Görbeháza is a village in Hajdú-Bihar county, in the Northern Great Plain region of eastern Hungary.

Location

It is located in the north-western part of the county, about 50 kilometres north-west of Debrecen, and a similar distance from Miskolc and Nyíregyháza.

A separate part of the municipality is Bagota, 9 km south of the centre.

The immediate neighbours are Hajdúnánás to the north-east, Hajdúböszörmény to the south-east, Balmazújváros to the south, Újszentmargita to the south-west, Folyás to the west and Polgár to the north-west.

History

The original name of Görbeháza was Görbeházpuszta, which belonged to the neighbouring settlement of Polgár. It was named after the L-shaped house there, which is called "görbeház" in this region. According to tradition, this house was a tavern on the edge of the Hortobágy puszta, frequented by shepherds and outlaws, with a large cellar, traces of which can still be seen today.

The history of the village was intertwined with the neighbouring settlement of Polgár, which was a part of the civil estate of the Eger Chapter.

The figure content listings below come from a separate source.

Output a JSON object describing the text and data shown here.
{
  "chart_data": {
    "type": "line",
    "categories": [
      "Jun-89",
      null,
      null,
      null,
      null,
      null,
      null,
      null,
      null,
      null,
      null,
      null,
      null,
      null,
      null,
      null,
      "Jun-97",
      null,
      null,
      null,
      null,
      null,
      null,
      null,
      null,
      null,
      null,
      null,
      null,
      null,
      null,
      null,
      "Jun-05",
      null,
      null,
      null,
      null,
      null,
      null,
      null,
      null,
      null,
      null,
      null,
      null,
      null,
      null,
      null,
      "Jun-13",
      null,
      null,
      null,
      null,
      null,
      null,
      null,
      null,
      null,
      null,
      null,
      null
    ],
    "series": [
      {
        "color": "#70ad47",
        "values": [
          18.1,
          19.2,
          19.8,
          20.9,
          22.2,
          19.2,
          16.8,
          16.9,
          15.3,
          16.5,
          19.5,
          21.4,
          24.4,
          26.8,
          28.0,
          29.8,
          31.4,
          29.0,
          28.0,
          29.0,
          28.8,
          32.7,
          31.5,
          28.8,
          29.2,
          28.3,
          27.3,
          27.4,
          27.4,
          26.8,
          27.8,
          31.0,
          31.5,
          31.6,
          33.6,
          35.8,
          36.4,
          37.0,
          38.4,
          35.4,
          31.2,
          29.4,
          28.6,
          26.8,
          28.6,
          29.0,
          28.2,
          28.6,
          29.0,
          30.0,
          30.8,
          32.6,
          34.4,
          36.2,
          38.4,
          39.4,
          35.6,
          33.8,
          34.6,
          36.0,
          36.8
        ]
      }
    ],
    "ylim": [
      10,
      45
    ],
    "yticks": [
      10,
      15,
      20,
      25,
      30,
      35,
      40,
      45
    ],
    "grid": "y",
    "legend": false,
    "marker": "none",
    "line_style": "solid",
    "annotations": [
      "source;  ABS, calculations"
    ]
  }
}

According to the 1910 census, Görbeház is a bare inhabited place with 165 inhabitants. During the Nagyatád land reform, the idea of creating a settled village in Polgár was raised. The idea was motivated by the fact that the present area of Görbeháza, the estates called Nagykapros and Lipcsei-hát, which were intended for distribution anyway, were far away from Polgár (13 km) and were considered to be very unsuitable for cultivation in small pieces.

Under the land reform, a new settlement village was created in Görbeház-Puszta in 1924.

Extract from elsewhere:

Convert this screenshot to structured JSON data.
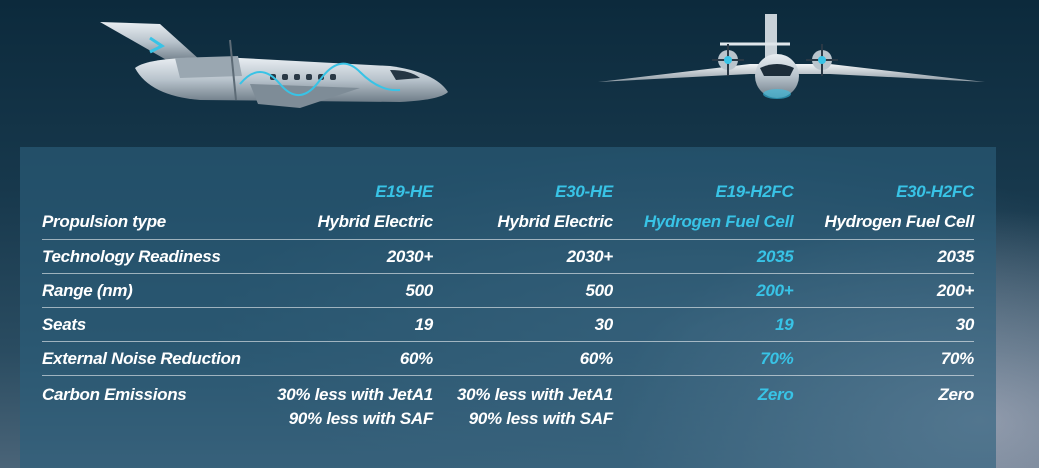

The village was actually built between 1925 and 1929, in a planned engineering layout, for which the builders received state loans.

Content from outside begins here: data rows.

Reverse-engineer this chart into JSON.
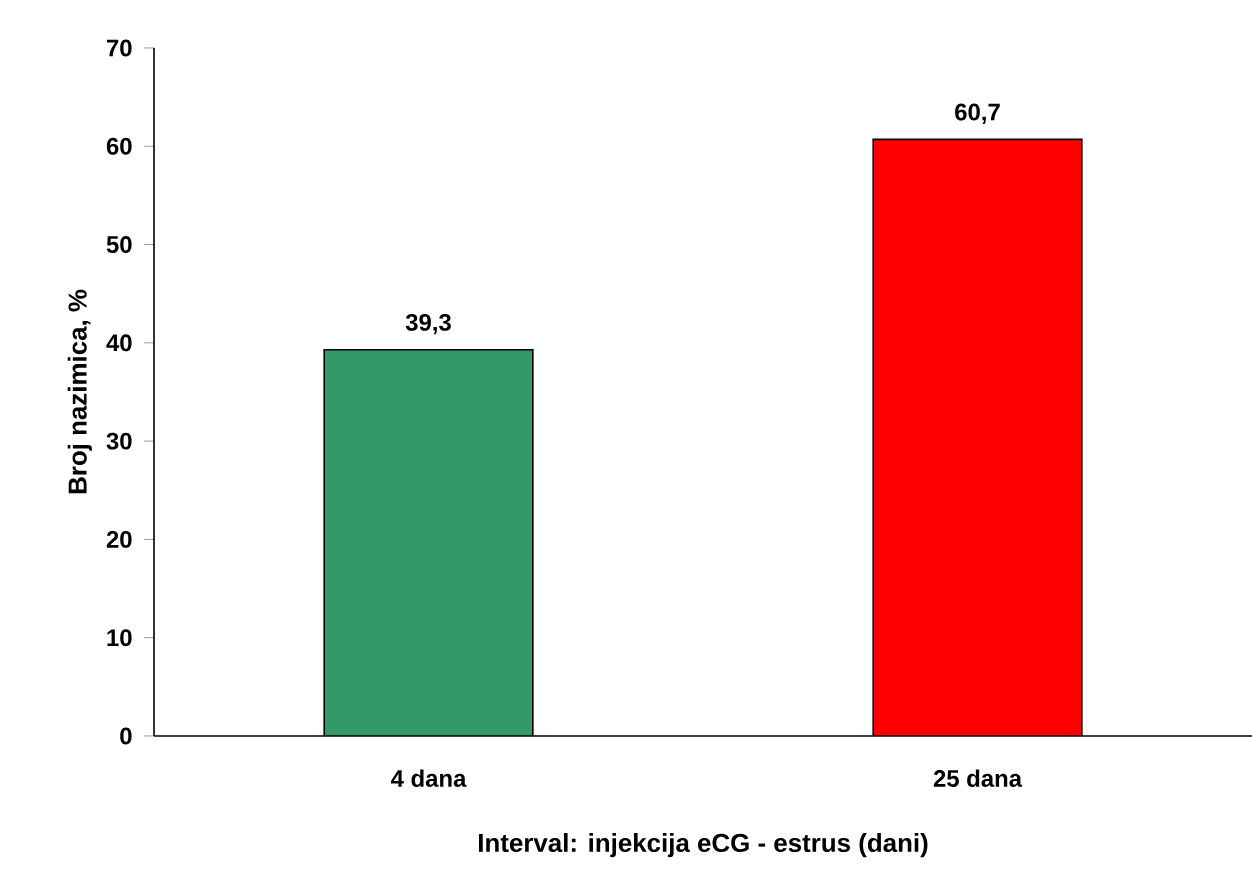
{
  "chart_data": {
    "type": "bar",
    "xlabel": "Interval: injekcija eCG - estrus (dani)",
    "ylabel": "Broj nazimica, %",
    "categories": [
      "4 dana",
      "25 dana"
    ],
    "values": [
      39.3,
      60.7
    ],
    "colors": [
      "#339966",
      "#ff0000"
    ],
    "value_labels": [
      "39,3",
      "60,7"
    ],
    "ylim": [
      0,
      70
    ],
    "yticks": [
      0,
      10,
      20,
      30,
      40,
      50,
      60,
      70
    ],
    "grid": false
  }
}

Its population grew rapidly as new plots were allocated in 1939-1940 as a result of national land policy measures. At that time, its independence was no longer in doubt, but it was not formally granted until 1945, when it had a population of 1,638 inhabitants and was granted the status of a large municipality in that year.

The name of the municipality, which had previously been provisionally called Görbeháza, was finalised by Decree No 015.304 (12.III.1948) of the Minister of the Interior.

Geography
It covers an area of  and has a population of 2366 people (2015).